Die unbezeichnete Mädchenfigur aus hellem, gebrannten Ton entspricht weitgehend dem Modell "La cage vide ou la douleur de Babet", das ab 1752 in der Manufaktur Vincennes nach einem Entwurf von Pierre Blondeau produziert wurde. Blondeau schuf für Vincennes acht Modelle nach nicht mehr erhaltenen grafischen Vorlagen von François Boucher, die sich als "Premiers Enfants de Boucher" großer Beliebtheit erfreuten. Bouchers Zeichnungen wiederum basierten auf dem um 1750 in Paris sehr beliebten Schäferspiel "La Vallée de Montmorency ou Les Amours villageois" von Charles Siméon Favart. Das Gegenstück zu "Babet" ist "Corydon", ein Knabe, der dem Mädchen zwei Tauben anbietet. Das Mädchen hält einen leeren Vogelkäfig in der Schürze (im hier gezeigten Modell fehlt er) - im Rokoko ein geläufiges Symbol für die verlorene Unschuld.
Von den Kinderfiguren nach Boucher entstand 1752 in Vincennes eine erste Serie aus glasiertem und bemalten Porzellan. 1753 folgte eine Version aus Biskuitporzellan. Beide Versionen wurden 1756 in Sèvres übernommen. Die Tonfigur der "Babet" kommt der Biskuitfassung am nächsten, deren Ausführungen teils mit, teils ohne Vogelkäfig überliefert sind. Möglicherweise handelt es sich bei dem Tonmodell um eine Abformung nach dem Originalmodell, die der weiteren Verbreitung diente.
Die "enfants de Boucher", insbesondere "Babet" und "Corydon", gehören zu den beliebtesten Kinderfiguren des 18. Jahrhunderts.
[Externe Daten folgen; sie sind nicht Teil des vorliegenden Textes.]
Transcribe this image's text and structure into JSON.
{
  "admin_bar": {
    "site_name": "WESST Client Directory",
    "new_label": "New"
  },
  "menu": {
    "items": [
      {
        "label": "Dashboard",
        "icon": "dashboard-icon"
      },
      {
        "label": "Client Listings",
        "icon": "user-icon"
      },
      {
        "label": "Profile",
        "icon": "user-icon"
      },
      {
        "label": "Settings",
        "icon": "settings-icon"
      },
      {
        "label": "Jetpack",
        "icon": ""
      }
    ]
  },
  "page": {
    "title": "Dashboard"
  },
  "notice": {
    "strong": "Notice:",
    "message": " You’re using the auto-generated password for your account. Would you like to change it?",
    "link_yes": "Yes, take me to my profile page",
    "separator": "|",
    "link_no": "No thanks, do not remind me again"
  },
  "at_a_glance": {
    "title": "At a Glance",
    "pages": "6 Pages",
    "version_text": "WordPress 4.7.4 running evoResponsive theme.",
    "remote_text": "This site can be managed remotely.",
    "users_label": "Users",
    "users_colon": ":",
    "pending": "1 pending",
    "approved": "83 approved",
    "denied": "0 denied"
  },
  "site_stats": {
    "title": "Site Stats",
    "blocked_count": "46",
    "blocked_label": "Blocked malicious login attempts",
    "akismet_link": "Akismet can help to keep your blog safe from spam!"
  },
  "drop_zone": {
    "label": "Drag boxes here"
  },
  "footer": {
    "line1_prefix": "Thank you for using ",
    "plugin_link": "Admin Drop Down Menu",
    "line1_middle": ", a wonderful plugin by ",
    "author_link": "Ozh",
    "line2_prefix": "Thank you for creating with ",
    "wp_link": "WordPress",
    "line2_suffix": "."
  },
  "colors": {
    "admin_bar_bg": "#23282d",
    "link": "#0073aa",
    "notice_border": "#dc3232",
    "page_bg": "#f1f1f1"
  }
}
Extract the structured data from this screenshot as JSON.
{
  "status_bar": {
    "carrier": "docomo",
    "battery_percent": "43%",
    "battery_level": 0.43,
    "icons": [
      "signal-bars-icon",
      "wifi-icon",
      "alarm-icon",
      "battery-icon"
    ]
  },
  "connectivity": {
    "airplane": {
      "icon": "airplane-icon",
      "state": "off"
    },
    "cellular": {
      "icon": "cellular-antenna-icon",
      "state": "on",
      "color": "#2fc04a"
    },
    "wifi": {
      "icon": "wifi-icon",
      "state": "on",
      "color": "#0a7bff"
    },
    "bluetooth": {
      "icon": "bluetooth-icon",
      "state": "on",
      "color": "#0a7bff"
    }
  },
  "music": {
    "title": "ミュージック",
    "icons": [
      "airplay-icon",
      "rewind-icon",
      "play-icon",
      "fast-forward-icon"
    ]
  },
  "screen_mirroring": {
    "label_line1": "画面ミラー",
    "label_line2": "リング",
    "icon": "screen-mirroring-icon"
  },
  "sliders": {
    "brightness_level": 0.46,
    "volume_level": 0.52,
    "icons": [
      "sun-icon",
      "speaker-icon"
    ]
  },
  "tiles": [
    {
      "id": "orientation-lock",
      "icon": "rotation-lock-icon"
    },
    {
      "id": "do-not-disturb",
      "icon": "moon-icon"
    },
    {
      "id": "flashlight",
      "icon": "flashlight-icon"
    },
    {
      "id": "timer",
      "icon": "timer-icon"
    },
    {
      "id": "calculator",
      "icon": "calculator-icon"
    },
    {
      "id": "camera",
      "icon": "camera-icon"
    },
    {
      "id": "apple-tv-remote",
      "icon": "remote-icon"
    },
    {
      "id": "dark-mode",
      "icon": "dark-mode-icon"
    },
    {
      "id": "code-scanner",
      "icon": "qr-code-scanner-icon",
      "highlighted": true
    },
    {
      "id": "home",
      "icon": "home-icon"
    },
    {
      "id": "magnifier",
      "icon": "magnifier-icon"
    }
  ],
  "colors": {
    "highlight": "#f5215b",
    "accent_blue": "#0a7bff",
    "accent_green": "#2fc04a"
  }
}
Davon zeugen diverse Nachschöpfungen in verschiedenen europäischen Manufakturen - nicht nur in Porzellan und Fayence, sondern auch als Gobelinwirkerei. In der Berliner Porzellanmanufaktur Wegely entstanden bereits 1754 Varianten von "Babet" und "Corydon", die eng an den französischen Vorbildern orientiert sind und sich ebenfalls in der Sammlung des Kunstgewerbemuseums befinden (Inv. Nr. Lg 698 und 1938,2).